Mr Jagger’s room was described ‘by a skylight only, and was a most dismal place, the skylight, eccentrically pitched like a broken head and the distorted adjoining houses looking as if they had twisted themselves to peep down at me through it’.
Its describes as ‘Most dismal’ this was not what Pip had been expecting.
It is in contrast to what he was expecting. The room was very dark and lit only by skylight. This links to miss havisham who also lived only in natural light, this represents the morale darkness in which both live their lives in.
The words ‘broken head’ signify Miss Joe whose head was effectively broken after being attacked by Orlick.
The line ‘to peep down at me through it’ shows us that Pip realises the importance of Jaggers and he feels that he is a no one in comparison to him.
It was also written that ‘there were not so many papers about as I should have expected to see’. Pip is beginning to realise that not everything is above board and legal. Also ‘ there were some odd objects about that I should not have expected to see – such as an old, rusty pistol, a sword in a scabbard, several strange looking boxes and packages and dreadful casts on a shelf, of faces particularly swollen and twitchy about the nose’. Dickens uses similes and personification in this line to give the objects a bad image e.g. strange looking boxes and dreadful casts...twitchy about the nose. Also some of the items are linked to death and violence (guns and swords).
Mr Jagger’s chair was given this description ‘Mr Jaggers own high backed chair was of deadly black horse hair with rows of brass nails round it like a coffin’. Obviously the coffin resemblance is significant it signifies the corruption he is involved in as many deaths he’s involved with. Also Deadly black horsehair is another link to death.
Pip describes the room by saying it has a dismal atmosphere. This was not a part of Pips great expectations for London. This is backed up when Pip comments that ‘I came into Smithfield; and the shameful place’.
After talking to the drunk Minister of Justice Pip confirmed his dislike of London so far by saying ‘This was horrible and gave me sickening idea of London’. Mr Jaggers can be seen as a religious character because dickens wrote about him ‘Mr Jagger’s, putting a hand on my shoulder and walking with me on at his side without saying anything to me, addressed himself to his followers. The word followers links to Jesus with his followers, but also Jaggers is seen to be washing his hands just like ponchous pilot was always washing his hands clean.
Jagger openly talks to his clients threatening to throw cases if they don’t do favours for him. This is corrupt and Pip sees this and thinks that London is not a good a place he originally thought.
When Pip is introduced to his new home he is not impressed. It is described as melancholy, disgorged, dismal and dilapidated. Not exactly his great expectation.
Dickens used personification to enhance how run down the place was, he wrote ‘ crippled flower-pot’ and ‘miserable makeshift’.

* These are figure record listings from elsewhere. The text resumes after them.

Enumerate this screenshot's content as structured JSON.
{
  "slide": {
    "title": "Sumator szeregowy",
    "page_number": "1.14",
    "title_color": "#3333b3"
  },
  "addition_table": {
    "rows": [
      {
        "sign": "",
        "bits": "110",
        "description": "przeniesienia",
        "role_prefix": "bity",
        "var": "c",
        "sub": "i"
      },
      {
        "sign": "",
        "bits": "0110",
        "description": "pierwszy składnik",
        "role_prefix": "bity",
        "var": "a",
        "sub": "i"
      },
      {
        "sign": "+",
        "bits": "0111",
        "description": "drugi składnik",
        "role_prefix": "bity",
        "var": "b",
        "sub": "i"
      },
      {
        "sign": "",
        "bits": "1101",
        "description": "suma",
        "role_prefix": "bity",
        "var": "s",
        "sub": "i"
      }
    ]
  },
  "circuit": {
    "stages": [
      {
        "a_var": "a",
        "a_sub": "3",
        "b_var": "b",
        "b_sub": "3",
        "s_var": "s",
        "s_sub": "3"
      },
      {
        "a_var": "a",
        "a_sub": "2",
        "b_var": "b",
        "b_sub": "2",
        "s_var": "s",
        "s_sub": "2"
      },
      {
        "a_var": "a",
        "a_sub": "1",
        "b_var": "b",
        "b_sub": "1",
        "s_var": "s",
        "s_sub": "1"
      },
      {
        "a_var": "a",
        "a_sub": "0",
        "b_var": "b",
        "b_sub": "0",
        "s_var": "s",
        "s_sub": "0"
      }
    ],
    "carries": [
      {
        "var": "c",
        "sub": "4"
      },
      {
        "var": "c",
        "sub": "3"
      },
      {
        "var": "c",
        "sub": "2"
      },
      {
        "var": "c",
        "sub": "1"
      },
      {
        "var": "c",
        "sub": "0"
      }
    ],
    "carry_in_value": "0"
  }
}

There are dark images and images of death when pip said ‘ A frowzy morning of soot and smoke attired this forlorn creation of Barnard and it had strewn ashes on its head’, Mourning is an image of funerals and death while soot ash and smoke are images of darkness.
Earlier in the story pip is told that ‘ you may get cheated, robbed and murdered in London’. He now feels this is true because his expectations aren’t what London is really like.
Dickens wrote ‘He led me into a corner and conducted me up a flight of stairs-which appeared to me to be slowly collapsing into sawdust’. This represents Pip climbing the social ladder but the steps are beginning to crumble below him.
Mr Pocket Junior treats Pip in a way in which he is not used to. Mr pockets is attempting to do everything for Pip but pip is willing to help so this far into the story Pip had yet to turn into a complete snob.